Текст книги "Внутри, вовне"
Автор книги: Герман Вук
Жанр:
Современная проза
сообщить о нарушении
Текущая страница: 17 (всего у книги 54 страниц)
Глава 27
Лиловый костюм Моррис Эльфенбейн
Манхэттенская школа имени Таунсенда Гарриса была бесплатной средней школой, в которой можно было за три года окончить четыре класса. Подобно прачечным с доставкой белья на дом, существование таких школ было одной из приятных особенностей добрых старых дней. Ничего подобного в Америке нет уже несколько десятилетий. Когда я сдал вступительные экзамены в эту элитарную школу, мама с папой были вне себя от радости. Для меня это означало долгие ежедневные поездки от дома до Манхэттена и обратно на трамвае или на метро. Но и речи не было о том, чтобы отказаться от возможности пойти в такую школу, как школа имени Таунсенда Гарриса; и в ознаменование столь эпохального шага вперед в моей жизни мне справили лиловый костюм.
Кстати, эти поездки на трамвае и на метро весьма ускорили мое сексуальное обучение, начатое ранее Полем Франкенталем, журналом «Le Sourire» и лагерем «Маккавей». В часы пик меня безнадежно сдавливала и стискивала со всех сторон беспомощная женская плоть, а если мне удавалось найти сидячее место, бедный Исроэлке, куда бы он ни взглянул, с затаенным дыханием смотрел, как за окном женские юбки колоколом вздымались на ветру и обнажали ноги до самых подвязок на ляжках. Понять не могу, как старина Питер в своем раблезианском творчестве упустил описать эротическую сторону поездок в общественном транспорте. Возможно, это объясняется тем, что он учился в платной частной школе неподалеку от дома. Подобно «порушу», я испытывал немалые душевные терзания из-за своих нечистых помышлений, и у меня не было наготове рукомойника, чтобы смыть грех. О, как тяжелы муки подростка, воспитанного в религиозной строгости! Но хватит об этом, особенно в таком легкомысленном тоне. Пора уже перейти к делу – то есть к лиловому костюму.

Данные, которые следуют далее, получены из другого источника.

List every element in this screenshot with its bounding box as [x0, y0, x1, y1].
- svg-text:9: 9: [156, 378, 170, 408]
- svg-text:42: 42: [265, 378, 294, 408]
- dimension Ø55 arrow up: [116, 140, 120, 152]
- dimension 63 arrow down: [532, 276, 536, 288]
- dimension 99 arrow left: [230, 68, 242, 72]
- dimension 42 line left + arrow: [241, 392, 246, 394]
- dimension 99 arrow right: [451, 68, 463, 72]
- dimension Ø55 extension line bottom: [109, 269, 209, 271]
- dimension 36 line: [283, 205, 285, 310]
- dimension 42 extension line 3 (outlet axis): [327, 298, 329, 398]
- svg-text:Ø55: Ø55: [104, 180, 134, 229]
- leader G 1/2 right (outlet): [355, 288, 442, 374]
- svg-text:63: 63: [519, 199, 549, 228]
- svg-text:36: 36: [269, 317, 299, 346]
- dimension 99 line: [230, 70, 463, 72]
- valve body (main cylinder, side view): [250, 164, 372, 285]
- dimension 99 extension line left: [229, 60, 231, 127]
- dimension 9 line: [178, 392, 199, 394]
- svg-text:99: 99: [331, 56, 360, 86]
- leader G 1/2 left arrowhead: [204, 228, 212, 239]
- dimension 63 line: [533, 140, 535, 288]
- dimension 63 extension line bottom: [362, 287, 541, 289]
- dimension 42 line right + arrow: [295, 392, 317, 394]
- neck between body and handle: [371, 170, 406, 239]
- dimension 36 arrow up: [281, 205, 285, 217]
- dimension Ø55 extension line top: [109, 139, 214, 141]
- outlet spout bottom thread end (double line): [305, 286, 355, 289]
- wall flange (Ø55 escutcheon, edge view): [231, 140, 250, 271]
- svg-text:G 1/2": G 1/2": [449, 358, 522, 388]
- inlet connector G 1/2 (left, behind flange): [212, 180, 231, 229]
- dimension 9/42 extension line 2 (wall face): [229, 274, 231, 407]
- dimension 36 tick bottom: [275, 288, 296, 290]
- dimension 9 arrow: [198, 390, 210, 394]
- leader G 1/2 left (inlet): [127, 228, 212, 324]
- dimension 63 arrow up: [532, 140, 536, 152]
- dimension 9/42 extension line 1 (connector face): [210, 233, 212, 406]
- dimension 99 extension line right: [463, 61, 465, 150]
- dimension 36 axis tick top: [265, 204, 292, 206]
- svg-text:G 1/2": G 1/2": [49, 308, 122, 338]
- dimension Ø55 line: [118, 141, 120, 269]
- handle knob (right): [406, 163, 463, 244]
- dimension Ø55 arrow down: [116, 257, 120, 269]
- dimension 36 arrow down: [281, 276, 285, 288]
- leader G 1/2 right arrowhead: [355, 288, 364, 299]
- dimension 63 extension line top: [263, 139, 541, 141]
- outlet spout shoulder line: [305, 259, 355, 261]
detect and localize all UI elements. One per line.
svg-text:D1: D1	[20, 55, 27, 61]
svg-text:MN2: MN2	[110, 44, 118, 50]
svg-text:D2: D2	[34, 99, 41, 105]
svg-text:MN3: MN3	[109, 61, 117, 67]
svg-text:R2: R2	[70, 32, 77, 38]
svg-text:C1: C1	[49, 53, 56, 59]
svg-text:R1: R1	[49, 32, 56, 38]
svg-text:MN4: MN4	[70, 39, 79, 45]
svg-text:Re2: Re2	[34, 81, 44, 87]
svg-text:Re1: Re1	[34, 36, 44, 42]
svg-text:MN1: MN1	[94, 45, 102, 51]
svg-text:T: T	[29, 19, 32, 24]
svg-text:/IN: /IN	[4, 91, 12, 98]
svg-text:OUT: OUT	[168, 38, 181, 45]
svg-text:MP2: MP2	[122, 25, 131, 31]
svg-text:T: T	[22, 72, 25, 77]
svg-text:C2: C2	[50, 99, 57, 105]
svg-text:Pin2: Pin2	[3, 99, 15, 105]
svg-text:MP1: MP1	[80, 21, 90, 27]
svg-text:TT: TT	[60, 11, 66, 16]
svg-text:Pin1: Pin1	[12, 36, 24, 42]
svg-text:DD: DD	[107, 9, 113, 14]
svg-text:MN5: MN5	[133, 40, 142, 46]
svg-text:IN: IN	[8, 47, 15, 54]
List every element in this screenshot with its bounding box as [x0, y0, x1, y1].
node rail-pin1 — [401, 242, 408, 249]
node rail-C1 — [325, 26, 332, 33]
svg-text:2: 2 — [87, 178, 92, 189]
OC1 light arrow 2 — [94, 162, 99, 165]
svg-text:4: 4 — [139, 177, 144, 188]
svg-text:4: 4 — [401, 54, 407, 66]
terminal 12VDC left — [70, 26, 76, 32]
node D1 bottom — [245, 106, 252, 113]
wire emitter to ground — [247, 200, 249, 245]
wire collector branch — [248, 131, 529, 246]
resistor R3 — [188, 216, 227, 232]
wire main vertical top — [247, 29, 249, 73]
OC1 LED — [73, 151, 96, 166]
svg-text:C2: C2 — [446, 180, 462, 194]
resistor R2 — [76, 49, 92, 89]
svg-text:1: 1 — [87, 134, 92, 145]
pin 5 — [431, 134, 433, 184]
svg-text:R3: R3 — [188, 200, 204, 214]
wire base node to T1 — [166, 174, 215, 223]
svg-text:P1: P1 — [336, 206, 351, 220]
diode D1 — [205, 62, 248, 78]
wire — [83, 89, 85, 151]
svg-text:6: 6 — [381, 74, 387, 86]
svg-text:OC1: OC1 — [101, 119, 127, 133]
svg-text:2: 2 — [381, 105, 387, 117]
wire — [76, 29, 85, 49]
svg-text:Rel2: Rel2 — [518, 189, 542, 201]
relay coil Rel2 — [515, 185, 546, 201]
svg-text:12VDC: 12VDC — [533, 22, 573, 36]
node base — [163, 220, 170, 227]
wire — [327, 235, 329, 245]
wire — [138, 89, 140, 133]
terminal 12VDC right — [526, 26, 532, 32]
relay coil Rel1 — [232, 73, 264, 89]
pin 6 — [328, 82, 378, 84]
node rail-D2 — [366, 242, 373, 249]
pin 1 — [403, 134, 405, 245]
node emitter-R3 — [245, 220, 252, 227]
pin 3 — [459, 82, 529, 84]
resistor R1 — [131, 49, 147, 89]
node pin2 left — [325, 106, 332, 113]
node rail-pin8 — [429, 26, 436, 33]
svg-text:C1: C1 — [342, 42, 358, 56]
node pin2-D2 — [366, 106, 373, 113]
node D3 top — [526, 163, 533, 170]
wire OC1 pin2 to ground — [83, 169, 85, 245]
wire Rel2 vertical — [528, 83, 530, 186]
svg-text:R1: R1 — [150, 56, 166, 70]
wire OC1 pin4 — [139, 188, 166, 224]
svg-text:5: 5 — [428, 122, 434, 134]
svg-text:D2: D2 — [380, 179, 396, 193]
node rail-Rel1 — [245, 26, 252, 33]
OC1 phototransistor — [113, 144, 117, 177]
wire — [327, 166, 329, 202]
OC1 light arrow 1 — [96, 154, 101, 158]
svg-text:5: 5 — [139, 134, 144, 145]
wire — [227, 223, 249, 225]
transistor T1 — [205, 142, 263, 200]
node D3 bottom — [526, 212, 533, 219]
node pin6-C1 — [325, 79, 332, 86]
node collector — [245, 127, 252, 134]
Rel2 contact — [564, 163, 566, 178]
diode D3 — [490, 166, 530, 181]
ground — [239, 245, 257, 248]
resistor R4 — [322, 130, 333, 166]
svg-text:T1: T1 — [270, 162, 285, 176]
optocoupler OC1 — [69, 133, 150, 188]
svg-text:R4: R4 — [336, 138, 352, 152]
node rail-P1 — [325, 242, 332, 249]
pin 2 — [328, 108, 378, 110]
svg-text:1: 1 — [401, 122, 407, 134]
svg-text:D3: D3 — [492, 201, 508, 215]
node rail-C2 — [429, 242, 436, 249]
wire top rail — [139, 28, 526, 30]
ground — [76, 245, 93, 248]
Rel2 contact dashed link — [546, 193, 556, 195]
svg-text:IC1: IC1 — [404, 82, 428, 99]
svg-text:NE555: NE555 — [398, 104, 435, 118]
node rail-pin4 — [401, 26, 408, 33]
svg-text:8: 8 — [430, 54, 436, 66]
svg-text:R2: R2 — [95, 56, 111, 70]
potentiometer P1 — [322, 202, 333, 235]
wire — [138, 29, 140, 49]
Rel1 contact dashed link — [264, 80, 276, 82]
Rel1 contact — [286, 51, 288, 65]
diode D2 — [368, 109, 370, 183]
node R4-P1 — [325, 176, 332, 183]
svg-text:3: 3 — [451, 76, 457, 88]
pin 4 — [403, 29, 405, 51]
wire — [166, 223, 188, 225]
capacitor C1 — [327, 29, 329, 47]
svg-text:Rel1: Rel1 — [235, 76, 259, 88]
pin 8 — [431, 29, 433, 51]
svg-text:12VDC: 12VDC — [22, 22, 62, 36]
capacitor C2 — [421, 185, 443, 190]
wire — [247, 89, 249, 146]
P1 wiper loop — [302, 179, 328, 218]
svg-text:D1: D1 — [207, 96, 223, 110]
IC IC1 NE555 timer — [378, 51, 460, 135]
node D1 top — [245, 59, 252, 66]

Мама решила, что «йохсен», поступивший в школу имени Таунсенда Гарриса, достоин того, чтобы обрядиться в свой первый в жизни костюм – как положено, с длинными брюками, с пиджаком и галстуком. Поэтому она повезла меня в квартал магазинов мужской одежды в Нижнем Ист-Сайде, где одевался папа. Одежда там стоила дешевле, чем у нас в Бронксе, а особенно дешево она продавалась в магазине Майклса, помещавшемся прямо под грохочущей надземкой маршрута Е-1. Это был темный, тесный, неуютный магазин, то и дело сотрясаемый грохотом проходящего над ним поезда, но поскольку – именно по этой причине – аренда помещения стоила здесь гроши, мистер Майкле имел возможность продавать свой товар дешевле пареной репы. Впрочем, он, наверное, этого не делал бы, если бы мог; но тогда он бы вообще ничего не продал. Когда я впервые увидел себя в трехстворчатом зеркале, облаченного в длинные брюки, я был вне себя от восторга, но очень скоро восторг сменился раздражением. Мама добрый час торговалась, заставляя меня надевать и снимать разные костюмы. Вскоре мне хотелось только одного: чтобы мама поскорее выбрала мне костюм – какой угодно, хоть первый попавшийся, – и можно было бы наконец уйти. Для меня любой костюм был КОСТЮМ, а от постоянно грохотавших сверху поездов у меня началась головная боль.
Наконец мама усмотрела какой-то костюм ярко-лилового цвета, висевший на верхней перекладине, и попросила показать его. Ее предупредили, что этот костюм очень, дорогой: он продавался вместе с жилеткой, с двумя запасными парами брюк и вдобавок с запасной парой гольфов – слишком много материала, никто не хочет платить за столько всего. Мама сказала, что это не важно, пусть я его померю. Костюм сняли, и я снова пошел в примерочную и влез в этот костюм. То, что я увидел в трехстворчатом зеркале, мне не очень понравилось. Как ни мало я понимал в таких делах, я видел, что костюм сидит на мне как на корове седло, да и цвет был какой-то неприятный: темно-лиловые полосы на светло-лиловом фоне.
– Он ему велик, – сказала мама.
– Вы не ожидаете, что он будет расти? – спросил мистер Майкле, полный, бледный, лысый человек с грустными глазами.
Мама пощупала материал.
– Железо! – сказал мистер Майкле. – Сталь! Этому костюму сносу не будет, он же в нем будет ходить всю жизнь.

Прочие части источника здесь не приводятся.